Not my favourite Yesshow of all time. Indeed, probably my least favourite, frankly. After a stunning performance in Brighton, the band were evidently much more focussed on the end of the tour than on the tour itself. The Fairfield concert hall is not terribly inspiring as venues go, but this gig was added on to the schedule fairly late in the piece and was heavily plugged. The ticket prices were actually higher than those at any other venue on either of the UK legs - and quite a number of people milling around the bar beforehand had stories about "deciding to go because of the good reports I'd heard on the grapevine", as someone put it to me.
All of which added to the disappointment, really. The band dropped FTB (unsurprisingly), RSoG (unforgivably - in my book anyway) and Starship Trooper (to the disappointment of many). The rest of it was OK, though Steve Howe fluffed quite a bit on Mood for a Day - which he followed with a brief John Dowland excerpt, Chet Atkins' 'Warm and Windy', and the obligatory Clap. No surprises, other than that.
I suspect Squire and White were the prime movers in abandoning 'The Revealing', given how wiped-out they looked the day before after the Dome show... and how this song's not nearly as significant to them as it is to Anderson and Howe. They were not too wrecked to spare us their own over-indulgent solos, however. Interesting priorities. Steve looked faintly uneasy when Jon went into his 'singalong' AGP routine straight after OoaLH. And rightly so. Shame on them.
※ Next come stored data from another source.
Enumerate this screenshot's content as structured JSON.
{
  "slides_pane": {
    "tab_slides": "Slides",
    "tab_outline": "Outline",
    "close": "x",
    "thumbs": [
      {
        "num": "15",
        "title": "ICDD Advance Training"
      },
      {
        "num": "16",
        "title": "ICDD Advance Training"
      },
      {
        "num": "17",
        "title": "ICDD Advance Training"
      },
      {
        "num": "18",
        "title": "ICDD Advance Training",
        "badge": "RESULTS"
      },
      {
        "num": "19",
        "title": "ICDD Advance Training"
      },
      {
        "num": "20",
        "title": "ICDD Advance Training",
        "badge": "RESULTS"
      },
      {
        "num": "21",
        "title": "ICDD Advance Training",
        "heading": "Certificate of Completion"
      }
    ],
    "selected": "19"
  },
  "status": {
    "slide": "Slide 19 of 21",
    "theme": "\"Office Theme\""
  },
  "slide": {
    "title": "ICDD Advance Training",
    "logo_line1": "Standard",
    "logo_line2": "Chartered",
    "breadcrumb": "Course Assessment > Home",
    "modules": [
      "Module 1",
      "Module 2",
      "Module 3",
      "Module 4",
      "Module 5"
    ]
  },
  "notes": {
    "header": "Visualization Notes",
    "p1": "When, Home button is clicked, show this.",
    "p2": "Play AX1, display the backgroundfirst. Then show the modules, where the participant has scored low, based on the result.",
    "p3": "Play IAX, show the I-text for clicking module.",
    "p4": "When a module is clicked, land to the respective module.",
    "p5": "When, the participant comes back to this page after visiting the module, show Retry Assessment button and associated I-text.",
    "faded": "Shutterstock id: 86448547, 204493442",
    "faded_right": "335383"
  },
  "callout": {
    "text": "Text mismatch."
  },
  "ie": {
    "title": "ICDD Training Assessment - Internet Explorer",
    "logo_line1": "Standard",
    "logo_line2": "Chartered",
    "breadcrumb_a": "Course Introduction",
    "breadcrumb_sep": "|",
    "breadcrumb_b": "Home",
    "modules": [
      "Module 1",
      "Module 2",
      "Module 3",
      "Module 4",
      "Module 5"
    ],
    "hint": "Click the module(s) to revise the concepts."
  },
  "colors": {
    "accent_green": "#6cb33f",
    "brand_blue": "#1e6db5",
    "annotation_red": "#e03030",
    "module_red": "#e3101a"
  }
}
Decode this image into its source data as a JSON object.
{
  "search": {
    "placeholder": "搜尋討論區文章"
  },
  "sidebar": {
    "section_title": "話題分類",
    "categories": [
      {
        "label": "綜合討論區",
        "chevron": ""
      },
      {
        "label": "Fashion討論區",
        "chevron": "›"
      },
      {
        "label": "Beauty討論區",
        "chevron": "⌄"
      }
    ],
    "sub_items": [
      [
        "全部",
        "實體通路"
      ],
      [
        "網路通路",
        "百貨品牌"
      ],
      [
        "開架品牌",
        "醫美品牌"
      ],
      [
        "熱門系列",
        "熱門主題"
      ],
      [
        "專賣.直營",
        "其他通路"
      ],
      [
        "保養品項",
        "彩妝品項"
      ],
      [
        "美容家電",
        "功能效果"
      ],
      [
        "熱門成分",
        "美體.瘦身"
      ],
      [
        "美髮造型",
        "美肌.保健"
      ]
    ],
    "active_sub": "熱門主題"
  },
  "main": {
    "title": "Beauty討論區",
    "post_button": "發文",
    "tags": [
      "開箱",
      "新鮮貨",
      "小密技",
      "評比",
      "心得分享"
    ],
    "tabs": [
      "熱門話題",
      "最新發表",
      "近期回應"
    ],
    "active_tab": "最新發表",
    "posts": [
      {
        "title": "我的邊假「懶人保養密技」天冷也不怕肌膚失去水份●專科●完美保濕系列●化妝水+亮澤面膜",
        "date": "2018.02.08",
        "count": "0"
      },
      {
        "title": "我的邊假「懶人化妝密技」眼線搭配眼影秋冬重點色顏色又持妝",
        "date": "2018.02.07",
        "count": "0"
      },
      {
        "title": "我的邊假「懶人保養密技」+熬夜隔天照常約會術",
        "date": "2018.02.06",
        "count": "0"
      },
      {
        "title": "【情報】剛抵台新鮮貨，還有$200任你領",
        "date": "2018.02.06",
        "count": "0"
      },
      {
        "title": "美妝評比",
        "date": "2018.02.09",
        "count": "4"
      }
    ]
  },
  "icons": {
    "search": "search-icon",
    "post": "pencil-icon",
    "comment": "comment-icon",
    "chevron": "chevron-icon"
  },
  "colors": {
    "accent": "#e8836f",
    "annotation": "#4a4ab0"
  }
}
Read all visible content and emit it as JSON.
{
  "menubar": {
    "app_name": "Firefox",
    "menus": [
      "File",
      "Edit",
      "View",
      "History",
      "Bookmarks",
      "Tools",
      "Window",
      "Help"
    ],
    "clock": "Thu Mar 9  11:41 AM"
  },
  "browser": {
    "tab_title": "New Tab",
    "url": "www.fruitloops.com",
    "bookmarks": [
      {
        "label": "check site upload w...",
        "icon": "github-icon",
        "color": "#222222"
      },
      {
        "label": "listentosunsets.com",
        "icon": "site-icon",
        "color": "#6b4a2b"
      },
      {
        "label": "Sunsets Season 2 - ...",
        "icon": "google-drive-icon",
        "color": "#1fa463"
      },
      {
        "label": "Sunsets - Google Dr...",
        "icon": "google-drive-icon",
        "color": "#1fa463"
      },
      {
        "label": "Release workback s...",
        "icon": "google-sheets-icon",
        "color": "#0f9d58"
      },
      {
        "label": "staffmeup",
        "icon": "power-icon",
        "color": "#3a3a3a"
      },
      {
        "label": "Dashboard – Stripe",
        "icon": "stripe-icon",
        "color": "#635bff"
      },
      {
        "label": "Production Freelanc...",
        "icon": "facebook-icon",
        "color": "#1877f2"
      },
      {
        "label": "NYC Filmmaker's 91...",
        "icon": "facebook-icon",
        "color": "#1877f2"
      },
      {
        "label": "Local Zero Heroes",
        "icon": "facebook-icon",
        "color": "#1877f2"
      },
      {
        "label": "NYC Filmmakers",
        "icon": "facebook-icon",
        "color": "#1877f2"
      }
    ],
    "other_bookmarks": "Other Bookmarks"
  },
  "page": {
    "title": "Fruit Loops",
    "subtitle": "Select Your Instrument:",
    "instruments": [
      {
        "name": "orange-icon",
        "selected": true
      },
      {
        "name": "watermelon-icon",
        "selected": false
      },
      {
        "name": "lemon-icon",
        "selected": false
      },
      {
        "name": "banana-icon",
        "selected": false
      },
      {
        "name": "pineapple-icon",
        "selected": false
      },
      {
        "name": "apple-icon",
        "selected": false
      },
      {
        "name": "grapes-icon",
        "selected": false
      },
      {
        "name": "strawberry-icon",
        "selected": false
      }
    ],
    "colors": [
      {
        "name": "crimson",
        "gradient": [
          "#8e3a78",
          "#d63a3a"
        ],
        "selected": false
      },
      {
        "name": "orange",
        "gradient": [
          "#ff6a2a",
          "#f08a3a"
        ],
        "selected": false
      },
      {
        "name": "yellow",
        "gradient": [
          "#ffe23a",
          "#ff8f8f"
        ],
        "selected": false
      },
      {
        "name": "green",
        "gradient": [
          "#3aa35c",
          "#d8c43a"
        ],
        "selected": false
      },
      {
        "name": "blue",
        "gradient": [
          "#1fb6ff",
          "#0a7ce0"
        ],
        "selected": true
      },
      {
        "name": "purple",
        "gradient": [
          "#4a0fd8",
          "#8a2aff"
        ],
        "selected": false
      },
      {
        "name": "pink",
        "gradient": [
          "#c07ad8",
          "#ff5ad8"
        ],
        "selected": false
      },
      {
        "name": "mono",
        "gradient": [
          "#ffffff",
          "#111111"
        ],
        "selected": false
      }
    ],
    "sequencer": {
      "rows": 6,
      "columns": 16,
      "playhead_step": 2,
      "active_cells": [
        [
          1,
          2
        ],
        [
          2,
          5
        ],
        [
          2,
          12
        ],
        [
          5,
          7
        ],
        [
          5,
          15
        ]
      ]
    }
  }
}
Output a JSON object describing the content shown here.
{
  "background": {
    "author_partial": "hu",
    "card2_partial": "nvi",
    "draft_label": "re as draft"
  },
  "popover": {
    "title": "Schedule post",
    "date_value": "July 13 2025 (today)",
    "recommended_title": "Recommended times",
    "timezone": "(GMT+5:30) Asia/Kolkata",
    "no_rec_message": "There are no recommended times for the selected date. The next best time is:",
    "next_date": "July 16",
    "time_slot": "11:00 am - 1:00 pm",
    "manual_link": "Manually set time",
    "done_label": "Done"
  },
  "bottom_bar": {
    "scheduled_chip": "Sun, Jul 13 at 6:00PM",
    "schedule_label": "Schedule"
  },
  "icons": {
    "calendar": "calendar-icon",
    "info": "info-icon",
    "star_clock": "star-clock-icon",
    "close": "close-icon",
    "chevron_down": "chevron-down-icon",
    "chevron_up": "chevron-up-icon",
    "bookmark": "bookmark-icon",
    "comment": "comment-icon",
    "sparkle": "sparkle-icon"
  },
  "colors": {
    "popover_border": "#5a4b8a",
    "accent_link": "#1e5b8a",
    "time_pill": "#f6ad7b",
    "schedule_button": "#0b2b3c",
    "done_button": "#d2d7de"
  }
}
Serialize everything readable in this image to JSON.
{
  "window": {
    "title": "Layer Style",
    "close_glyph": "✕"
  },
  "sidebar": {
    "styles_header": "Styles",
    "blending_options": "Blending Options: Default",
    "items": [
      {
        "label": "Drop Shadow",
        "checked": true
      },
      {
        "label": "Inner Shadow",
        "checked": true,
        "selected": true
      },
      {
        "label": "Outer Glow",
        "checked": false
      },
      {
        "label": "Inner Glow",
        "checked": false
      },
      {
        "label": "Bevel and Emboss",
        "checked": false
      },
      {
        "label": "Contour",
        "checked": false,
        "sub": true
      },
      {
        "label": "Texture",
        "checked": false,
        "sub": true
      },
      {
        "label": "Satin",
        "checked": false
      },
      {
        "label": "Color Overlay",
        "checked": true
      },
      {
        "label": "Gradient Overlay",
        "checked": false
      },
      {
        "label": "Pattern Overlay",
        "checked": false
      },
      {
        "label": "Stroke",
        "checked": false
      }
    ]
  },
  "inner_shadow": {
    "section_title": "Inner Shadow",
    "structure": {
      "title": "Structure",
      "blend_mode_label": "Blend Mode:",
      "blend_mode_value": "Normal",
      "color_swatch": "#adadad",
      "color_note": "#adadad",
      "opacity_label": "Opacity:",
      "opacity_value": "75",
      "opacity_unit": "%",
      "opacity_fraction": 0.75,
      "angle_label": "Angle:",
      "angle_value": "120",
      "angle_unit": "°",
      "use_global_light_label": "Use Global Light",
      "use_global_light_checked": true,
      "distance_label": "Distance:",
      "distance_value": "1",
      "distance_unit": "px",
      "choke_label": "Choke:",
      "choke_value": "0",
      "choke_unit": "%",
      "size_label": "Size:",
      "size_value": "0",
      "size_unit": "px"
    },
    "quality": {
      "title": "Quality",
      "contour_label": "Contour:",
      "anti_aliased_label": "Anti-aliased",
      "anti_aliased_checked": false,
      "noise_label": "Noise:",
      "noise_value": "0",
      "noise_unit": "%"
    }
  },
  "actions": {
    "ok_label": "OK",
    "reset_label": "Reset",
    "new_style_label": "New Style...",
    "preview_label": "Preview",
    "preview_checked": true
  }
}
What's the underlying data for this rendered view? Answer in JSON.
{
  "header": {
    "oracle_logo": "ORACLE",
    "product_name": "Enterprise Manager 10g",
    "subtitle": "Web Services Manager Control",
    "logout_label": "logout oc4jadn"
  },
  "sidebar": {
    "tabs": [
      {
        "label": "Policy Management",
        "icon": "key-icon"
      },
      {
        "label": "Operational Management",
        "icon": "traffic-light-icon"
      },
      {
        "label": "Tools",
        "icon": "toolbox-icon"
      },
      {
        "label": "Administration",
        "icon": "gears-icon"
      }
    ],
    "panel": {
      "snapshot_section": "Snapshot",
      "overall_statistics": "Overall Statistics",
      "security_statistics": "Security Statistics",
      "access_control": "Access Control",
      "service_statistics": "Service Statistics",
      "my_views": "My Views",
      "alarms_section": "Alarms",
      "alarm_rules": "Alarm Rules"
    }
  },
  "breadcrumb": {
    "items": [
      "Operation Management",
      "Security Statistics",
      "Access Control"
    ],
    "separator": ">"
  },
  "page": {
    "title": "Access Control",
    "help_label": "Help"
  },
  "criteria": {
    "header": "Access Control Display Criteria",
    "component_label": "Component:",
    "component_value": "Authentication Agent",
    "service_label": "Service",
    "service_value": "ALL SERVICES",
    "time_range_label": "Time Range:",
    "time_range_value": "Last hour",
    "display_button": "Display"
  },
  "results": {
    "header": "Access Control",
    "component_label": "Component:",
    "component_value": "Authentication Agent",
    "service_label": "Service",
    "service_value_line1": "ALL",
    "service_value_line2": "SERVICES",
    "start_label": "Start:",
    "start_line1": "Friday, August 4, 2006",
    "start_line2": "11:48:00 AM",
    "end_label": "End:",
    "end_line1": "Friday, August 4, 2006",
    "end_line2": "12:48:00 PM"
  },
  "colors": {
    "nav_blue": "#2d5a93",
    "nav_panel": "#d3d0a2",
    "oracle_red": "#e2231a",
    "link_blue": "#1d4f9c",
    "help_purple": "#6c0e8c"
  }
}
I'm aware of all the arguments that will be trotted out in Yes' defence, of course: it's been a long tour, they're fatigued, they have a right to vary the set-list... and so on and so on. But I still think that chopping *forty minutes* off a gig that's twice the price of most other rock concerts (and is the penultimate night of the first tour of their home country in seven years) comes close to showing contempt for your audience. I've been fortunate enough to see a lot of this tour, but I could only feel sympathy for people who chose this as their one experience, or who particularly wanted to hear RSoG. Ironically, Jon had earlier remarked (rather lamely, for anyone who knows the place), that "we've always wanted to play Croydon." Curious way of showing it.
Having said that, I personally enjoyed having Roundabout as the last song. ST has been in danger of getting too big for its own boots, and if the band needed to take a slightly earlier night for once, then it was at least a defensible sacrifice. FTB, too, is barely here or there in the overall scheme of thins. But RSoG is the highlight of the concert - and a piece which they haven't aired for 22 years. Not having it ripped the guts out of the whole event for me, and I suspect for many others.
Other matters: There were a couple of humourous moments towards the beginning of this abbreviated set, when Jon's blue tambourine dislocated itself from the mike stand, and a tech called Robbie graciously endured the resultant ribbing. Steve Howe also reminded us that he, at least, knew the Fairfield Hall from a previous encounter - with Bonnie & Delaney, Ginger Baker and Eric Clapton in December 1969. His role on that occasion had been to introduce the band, rather than to play in it! He further dedicated 'Mood' to two friends at whose wedding he had once performed it, Jane and Duncan.
Altogether then, not one of the most auspicious moments in Yes history. Let's hope they pull out the stops again for the final fling in Hammersmith tonight.